Ricardo Torres Assunção, Generalsekretär der Portugiesischen Werbeverbands (APAN), betont, dass Prominente die Fähigkeit haben, die Wiedererkennung einer Kampagne zu beschleunigen und öffentliche Diskussionen zu erzeugen, und als „wahre Verstärker" in einem zunehmend integrierten Medienökosystem fungieren. Er warnt jedoch, dass unmittelbare Bekanntheit „keine Garantie für Wirksamkeit ist und kaum eine schwache Strategie oder ein wenig differenziertes Wertversprechen kompensieren wird", und stellt dem entgegen, dass es Kampagnen mit gewöhnlichen Menschen gibt, die größere Nähe und bessere Ergebnisse erzielen können. Der Verantwortliche wies darauf hin, dass Botschafterbeziehungen tendenziell stärkere und dauerhaftere Assoziationen schaffen, während einmalige Kollaborationen für Launches oder spezifische Momente geeignet sind.
Der Artikel identifiziert auch einen wachsenden Trend zur Integration von Content-Erstellern in Kampagnen, wie Andreia Pinelas und Rafael Bailão mit Fortimel oder die „Portuguese Girlies" mit McDonald's. Die APAN erklärt, dass Creator eine Dimension von Nähe hinzugefügt haben, die viele traditionelle Prominente nicht bieten können, indem sie Vertrauen bei spezifischen und hoch engagierten Communities aufbauen. Torres Assunção sieht dies nicht als Konkurrenz, sondern als Ergänzung, und betont, dass die Wahl immer strategisch und auf die Zielgruppe sein sollte, die man beeinflussen möchte.

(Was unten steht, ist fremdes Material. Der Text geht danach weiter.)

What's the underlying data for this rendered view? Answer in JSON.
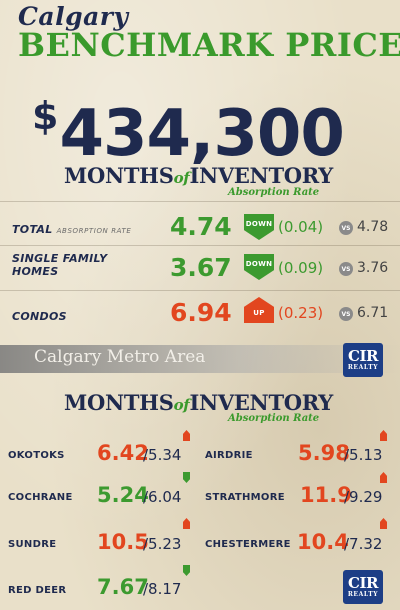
{
  "header": {
    "city": "Calgary",
    "title": "BENCHMARK PRICE",
    "price_symbol": "$",
    "price": "434,300"
  },
  "section1": {
    "heading_a": "MONTHS",
    "heading_of": "of",
    "heading_b": "INVENTORY",
    "subheading": "Absorption Rate",
    "rows": [
      {
        "label": "TOTAL",
        "label_small": "ABSORPTION RATE",
        "value": "4.74",
        "direction": "DOWN",
        "change": "(0.04)",
        "vs": "VS",
        "previous": "4.78"
      },
      {
        "label": "SINGLE FAMILY HOMES",
        "label_small": "",
        "value": "3.67",
        "direction": "DOWN",
        "change": "(0.09)",
        "vs": "VS",
        "previous": "3.76"
      },
      {
        "label": "CONDOS",
        "label_small": "",
        "value": "6.94",
        "direction": "UP",
        "change": "(0.23)",
        "vs": "VS",
        "previous": "6.71"
      }
    ]
  },
  "metro": {
    "label": "Calgary Metro Area"
  },
  "logo": {
    "mark": "CIR",
    "sub": "REALTY"
  },
  "section2": {
    "heading_a": "MONTHS",
    "heading_of": "of",
    "heading_b": "INVENTORY",
    "subheading": "Absorption Rate",
    "cities": [
      {
        "name": "OKOTOKS",
        "value": "6.42",
        "previous": "/5.34",
        "direction": "up"
      },
      {
        "name": "AIRDRIE",
        "value": "5.98",
        "previous": "/5.13",
        "direction": "up"
      },
      {
        "name": "COCHRANE",
        "value": "5.24",
        "previous": "/6.04",
        "direction": "down"
      },
      {
        "name": "STRATHMORE",
        "value": "11.9",
        "previous": "/9.29",
        "direction": "up"
      },
      {
        "name": "SUNDRE",
        "value": "10.5",
        "previous": "/5.23",
        "direction": "up"
      },
      {
        "name": "CHESTERMERE",
        "value": "10.4",
        "previous": "/7.32",
        "direction": "up"
      },
      {
        "name": "RED DEER",
        "value": "7.67",
        "previous": "/8.17",
        "direction": "down"
      }
    ]
  },
  "colors": {
    "navy": "#1f2a4e",
    "green": "#3c9a2f",
    "red": "#e2461f",
    "logo_blue": "#1d3e86"
  }
}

Die mit diesen Partnerschaften verbundenen Risiken werden ebenfalls untersucht, einschließlich der Gefahr, dass der Star den eigentlichen Werbenden in den Schatten stellt, der Überbelichtung, wenn dieselbe Person mit mehreren Marken assoziiert wird, und der unvermeidlichen Reputationsrisiken. Der Fall von Worten mit Ricardo Araújo Pereira veranschaulicht diese Herausforderung, wobei Andreia Vaz, verantwortlich für die Marke, erklärt, dass es eine Strategie gibt, um die Marke aufzuwerten, ohne sich ausschließlich auf den Komiker zu verlassen. Torres Assunção schließt, dass „eine Persönlichkeit ein ausgezeichneter Verstärker sein kann, aber niemals mit der Strategie verwechselt werden sollte", und dass die zentrale Frage für Werbende nicht ist, ob sie Persönlichkeiten nutzen sollten, sondern ob diese Wahl der Geschichte, die die Marke erzählen will, einen Mehrwert verleihen wird.